04 Jan 2021 | 21:01 UTC — New York

Crude declines as OPEC+ punts on quota decision, UK tightens lockdown

Highlights

OPEC+ talks extended to Jan. 5

Russia, Saudi Arabia at odds on raising production quotas

UK enters nationwide pandemic lockdown

Oil futures settled lower Jan. 4 as the OPEC+ group announced it would extend for a second day talks regarding February output hikes.

NYMEX February WTI settled 90 cents lower at $47.62/b and ICE March Brent was down 71 cents at $50.19/b.

OPEC and its partners will extend their talks to Jan. 5, with countries still at loggerheads over February production levels but hoping to avoid the brinkmanship of last spring when the pact briefly collapsed, crashing oil prices.

A full day of negotiations, including first a ministerial monitoring committee meeting, followed by the full OPEC+ conference, failed to budge Russia off its position that the coalition should increase crude production by 500,000 b/d in February to reclaim market share lost to the coronavirus pandemic.

Most members were in favor of rolling over January quotas, wary of the slow ramp-up of vaccines and the scrambling by many countries to get skyrocketing infection rates under control with renewed lockdown measures, delegates said.

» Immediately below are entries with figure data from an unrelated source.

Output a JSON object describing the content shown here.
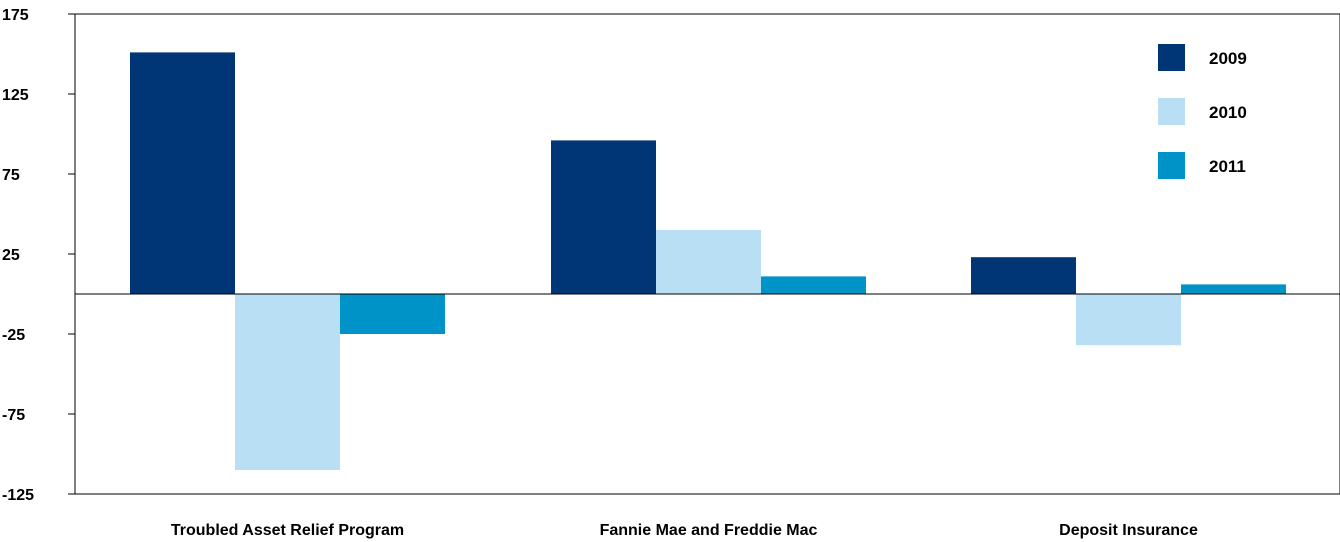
{
  "chart_data": {
    "type": "bar",
    "categories": [
      "Troubled Asset Relief Program",
      "Fannie Mae and Freddie Mac",
      "Deposit Insurance"
    ],
    "series": [
      {
        "name": "2009",
        "color": "#003676",
        "values": [
          151,
          96,
          23
        ]
      },
      {
        "name": "2010",
        "color": "#b9dff5",
        "values": [
          -110,
          40,
          -32
        ]
      },
      {
        "name": "2011",
        "color": "#0093c8",
        "values": [
          -25,
          11,
          6
        ]
      }
    ],
    "y_ticks": [
      "175",
      "125",
      "75",
      "25",
      "-25",
      "-75",
      "-125"
    ],
    "ylim": [
      -125,
      175
    ],
    "title": "",
    "xlabel": "",
    "ylabel": "",
    "grid": false,
    "legend_position": "top-right"
  }
}
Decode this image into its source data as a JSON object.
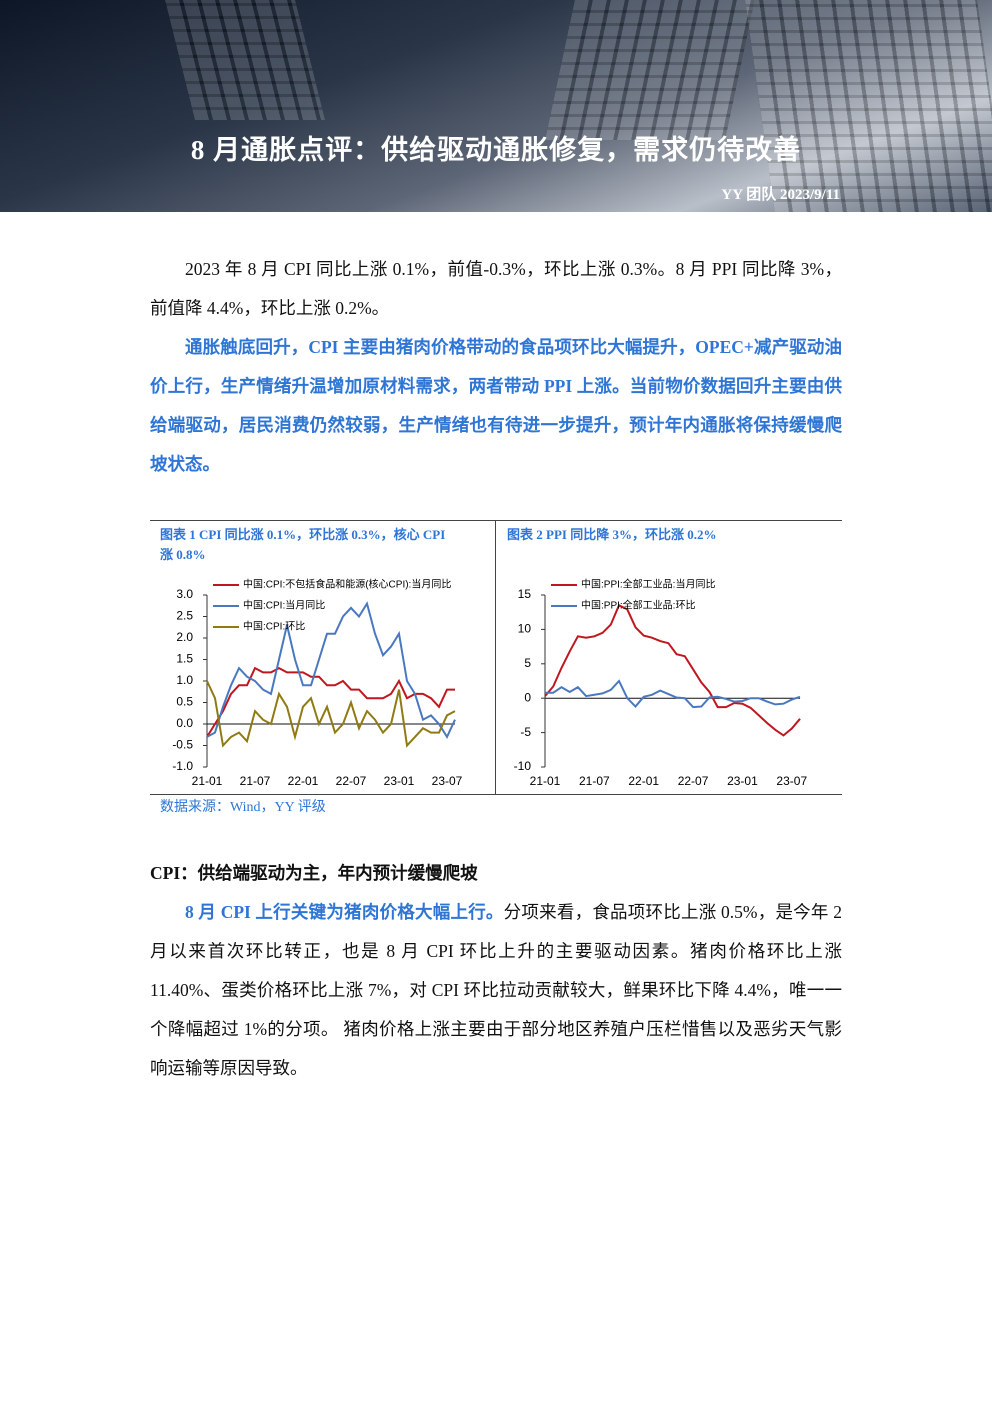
{
  "header": {
    "title": "8 月通胀点评：供给驱动通胀修复，需求仍待改善",
    "byline": "YY 团队 2023/9/11"
  },
  "intro": [
    "2023 年 8 月 CPI 同比上涨 0.1%，前值-0.3%，环比上涨 0.3%。8 月 PPI 同比降 3%，前值降 4.4%，环比上涨 0.2%。",
    "通胀触底回升，CPI 主要由猪肉价格带动的食品项环比大幅提升，OPEC+减产驱动油价上行，生产情绪升温增加原材料需求，两者带动 PPI 上涨。当前物价数据回升主要由供给端驱动，居民消费仍然较弱，生产情绪也有待进一步提升，预计年内通胀将保持缓慢爬坡状态。"
  ],
  "source": "数据来源：Wind，YY 评级",
  "section": {
    "heading": "CPI：供给端驱动为主，年内预计缓慢爬坡",
    "lead": "8 月 CPI 上行关键为猪肉价格大幅上行。",
    "body": "分项来看，食品项环比上涨 0.5%，是今年 2 月以来首次环比转正，也是 8 月 CPI 环比上升的主要驱动因素。猪肉价格环比上涨 11.40%、蛋类价格环比上涨 7%，对 CPI 环比拉动贡献较大，鲜果环比下降 4.4%，唯一一个降幅超过 1%的分项。 猪肉价格上涨主要由于部分地区养殖户压栏惜售以及恶劣天气影响运输等原因导致。"
  },
  "chart_data": [
    {
      "type": "line",
      "title": "图表 1 CPI 同比涨 0.1%，环比涨 0.3%，核心 CPI 涨 0.8%",
      "categories": [
        "21-01",
        null,
        null,
        null,
        null,
        null,
        "21-07",
        null,
        null,
        null,
        null,
        null,
        "22-01",
        null,
        null,
        null,
        null,
        null,
        "22-07",
        null,
        null,
        null,
        null,
        null,
        "23-01",
        null,
        null,
        null,
        null,
        null,
        "23-07",
        null
      ],
      "series": [
        {
          "name": "中国:CPI:不包括食品和能源(核心CPI):当月同比",
          "color": "#c0161e",
          "values": [
            -0.3,
            0.0,
            0.3,
            0.7,
            0.9,
            0.9,
            1.3,
            1.2,
            1.2,
            1.3,
            1.2,
            1.2,
            1.2,
            1.1,
            1.1,
            0.9,
            0.9,
            1.0,
            0.8,
            0.8,
            0.6,
            0.6,
            0.6,
            0.7,
            1.0,
            0.6,
            0.7,
            0.7,
            0.6,
            0.4,
            0.8,
            0.8
          ]
        },
        {
          "name": "中国:CPI:当月同比",
          "color": "#4a78c0",
          "values": [
            -0.3,
            -0.2,
            0.4,
            0.9,
            1.3,
            1.1,
            1.0,
            0.8,
            0.7,
            1.5,
            2.3,
            1.5,
            0.9,
            0.9,
            1.5,
            2.1,
            2.1,
            2.5,
            2.7,
            2.5,
            2.8,
            2.1,
            1.6,
            1.8,
            2.1,
            1.0,
            0.7,
            0.1,
            0.2,
            0.0,
            -0.3,
            0.1
          ]
        },
        {
          "name": "中国:CPI:环比",
          "color": "#8f7a14",
          "values": [
            1.0,
            0.6,
            -0.5,
            -0.3,
            -0.2,
            -0.4,
            0.3,
            0.1,
            0.0,
            0.7,
            0.4,
            -0.3,
            0.4,
            0.6,
            0.0,
            0.4,
            -0.2,
            0.0,
            0.5,
            -0.1,
            0.3,
            0.1,
            -0.2,
            0.0,
            0.8,
            -0.5,
            -0.3,
            -0.1,
            -0.2,
            -0.2,
            0.2,
            0.3
          ]
        }
      ],
      "ylim": [
        -1,
        3
      ],
      "yticks": [
        {
          "value": -1,
          "label": "-1.0"
        },
        -0.5,
        {
          "value": 0,
          "label": "0.0"
        },
        0.5,
        {
          "value": 1,
          "label": "1.0"
        },
        1.5,
        {
          "value": 2,
          "label": "2.0"
        },
        2.5,
        {
          "value": 3,
          "label": "3.0"
        }
      ],
      "legend": "top-left"
    },
    {
      "type": "line",
      "title": "图表 2 PPI 同比降 3%，环比涨 0.2%",
      "categories": [
        "21-01",
        null,
        null,
        null,
        null,
        null,
        "21-07",
        null,
        null,
        null,
        null,
        null,
        "22-01",
        null,
        null,
        null,
        null,
        null,
        "22-07",
        null,
        null,
        null,
        null,
        null,
        "23-01",
        null,
        null,
        null,
        null,
        null,
        "23-07",
        null
      ],
      "series": [
        {
          "name": "中国:PPI:全部工业品:当月同比",
          "color": "#c0161e",
          "values": [
            0.3,
            1.7,
            4.4,
            6.8,
            9.0,
            8.8,
            9.0,
            9.5,
            10.7,
            13.5,
            12.9,
            10.3,
            9.1,
            8.8,
            8.3,
            8.0,
            6.4,
            6.1,
            4.2,
            2.3,
            0.9,
            -1.3,
            -1.3,
            -0.7,
            -0.8,
            -1.4,
            -2.5,
            -3.6,
            -4.6,
            -5.4,
            -4.4,
            -3.0
          ]
        },
        {
          "name": "中国:PPI:全部工业品:环比",
          "color": "#4a78c0",
          "values": [
            0.8,
            0.8,
            1.6,
            0.9,
            1.6,
            0.3,
            0.5,
            0.7,
            1.2,
            2.5,
            0.0,
            -1.2,
            0.2,
            0.5,
            1.1,
            0.6,
            0.1,
            0.0,
            -1.3,
            -1.2,
            0.1,
            0.2,
            -0.1,
            -0.5,
            -0.4,
            0.0,
            0.0,
            -0.5,
            -0.9,
            -0.8,
            -0.2,
            0.2
          ]
        }
      ],
      "ylim": [
        -10,
        15
      ],
      "yticks": [
        -10,
        -5,
        0,
        5,
        10,
        15
      ],
      "legend": "top-left"
    }
  ]
}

The group's job of restoring oil markets is not finished, and members must "avoid the temptation to slacken off our cause," Saudi energy minister Prince Abdulaziz bin Salman said in his opening remarks.

"OPEC+ is dealing with a softer crude demand outlook to start the new year due to the highly anticipated post-holiday coronavirus spike," OANDA senior market analyst Ed Moya said in a note. "Vaccine rollouts have not been as successful for most of the world and that does not bode well for the case to hike oil production by another 500,000 b/d in February."

NYMEX February RBOB settled 3.72 cents lower at $1.3729/gal and February ULSD was down 2.2 cents at $1.4620/gal.

UK Prime Minister Boris Johnson on Jan. 4 announced a nationwide lockdown beginning at midnight local time. Restrictions include a broad stay-at-home order, closure of non-essential businesses, and limits on social gatherings.

The front month ICE New York Harbor RBOB crack versus Brent narrowed to 70 cents/b in afternoon trading, down from a 10-week high $7.65/b on Dec. 31.